# Show Mom's--what is involved?



## Burns Branch Boers (Apr 11, 2011)

We went to our first FFA show on Saturday. I live in a very small, tightly knit community and our town hosted the show. However, 

Even though we were hosting I saw alot more comradery in the other teams from other cities. There was one team that had animal print themes for their sheep blankets and another group where the moms all had matching "show mom" shirts. 

I stand to be in our local FFA for the next 6 years w/both our kids and I got to thinking....my friend and I (who also has just started her kids showing along w/mine) would both be willing to step up and start sort of a show mom group. We could offer shirts, hats for sale so that all the families could show the local FFA spirit. Of course funds earned would go to the FFA. 

Also there is a HUGE need in our local FFA for information dispersal. I went through heck and high water last summer just to try to find out how to sign my daughter up this year. I e-mailed, called and texted and FINALLY got an answer this september! I asked around town and the concensus was "yup, you gotta go through that-you are not the only one?!" 

We are in a rural area where LOTS of kids would want to show. I think as Moms we could put emphasis on getting info out there, maybe develop a facebook page where we could post the show pics to spark interest and to post the show calendars. I had to e-mail just to find out what time we needed to be at the fairgrounds this past week! CRAZY!

I think ALL of the FFA duties are dumped on the 2 teachers. They are busy teaching (they are wonderful by the way) and they both have families and the kids that show. I think they don't have time for the "extras" which I totally understand. 

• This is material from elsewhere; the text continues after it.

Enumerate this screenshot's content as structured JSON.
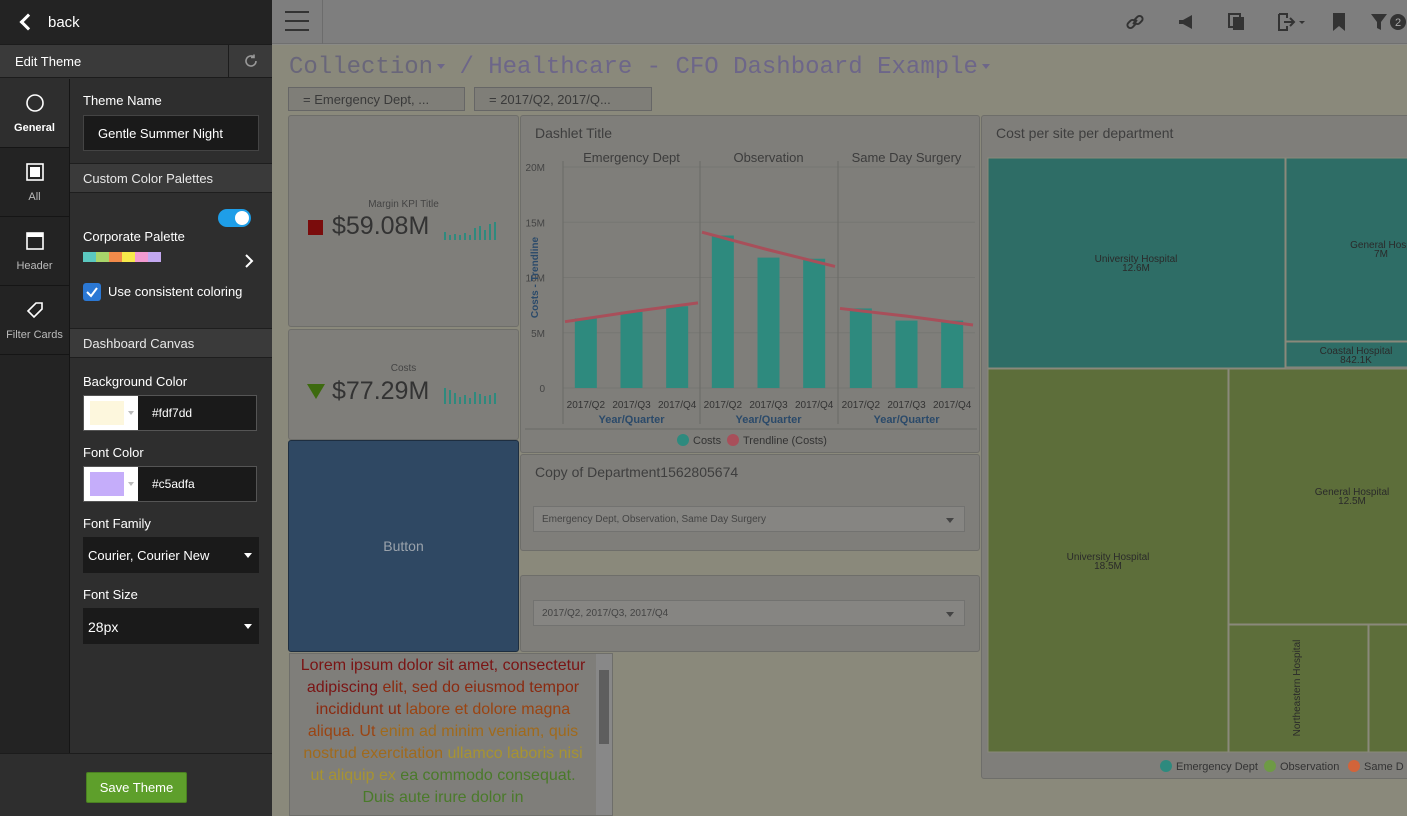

Before I contact the teacher and present my ideas does anyone have any advice? What sort of things do groups like this do in your organizations? I am sure my town would follow right along and LOVE the "team spirit" this would add to our FFA.


----------



## goatnutty (Oct 9, 2007)

As an FFA member I have to say things are way different here! Our advisors do a lot, but I'm part of the oficer team and I view it from the other angle, we work so hard to get the word out with everything and we do have a facebook page. It is managed by the officers and it really is great. Also, we have a call list where each officer, advisor, or parent (whoever may be involved) has a group of peoples names and numbers on their list so we know eveyone knows whats going on. You could try to get things on the announcements at school also. We also have an alumni group that helps support us, and we have other things that I'm sure I'm missing...I hope this helps some. 
-sara


----------



## Burns Branch Boers (Apr 11, 2011)

Sara thanks-that does help! Yes, we definately need more "curb appeal" here  Information is key! We have a great FFA as it is, but with ease of information I wonder how big/great it could really be? onder: 

Just today my friend was telling me about a friend she has that has been frustrated because she has been trying to get info so she can enroll her son 
 I know what she is going through--lol!


----------



## goatnutty (Oct 9, 2007)

That's terrible that you have to go through all of that to get enrolled.. :GAAH: Another thing that I was just thinking of is every year we get a certain number of sponsers and we have an FFA calendar made with all of the events & birthdays throughout the year that we have scheduled listed on it. The front cover has a picture of all the oficers centered on it and then all the sponsors get to put ads on there. Every member gets one to look at!


----------



## Burns Branch Boers (Apr 11, 2011)

goatnutty that is an AWESOME idea!


----------



## goatnutty (Oct 9, 2007)

I can get you more exact information on what we do if you are interested in that idea It seems to work really well for us!


----------



## Burns Branch Boers (Apr 11, 2011)

Yes, that would be great! I am going to make an appt. to speak with the teacher this week--to see where we can help and when we might could start! I am excited!!


----------



## goatnutty (Oct 9, 2007)

That is exciting, I think its great that your stepping in to try to help out!  Last year we had 27 different sponsors and they each paid $100( or $125 for new sponsors), we also take their business card and in return for there support we give them a few copies of the calendar, use their card to make an ad on the cover, and invite them to our banquet we host each April. You may have a different number and/or have a different $$ value you need to ask for depending on the layout & prices....but thats the basics. I hope you get a lot accomplished!


----------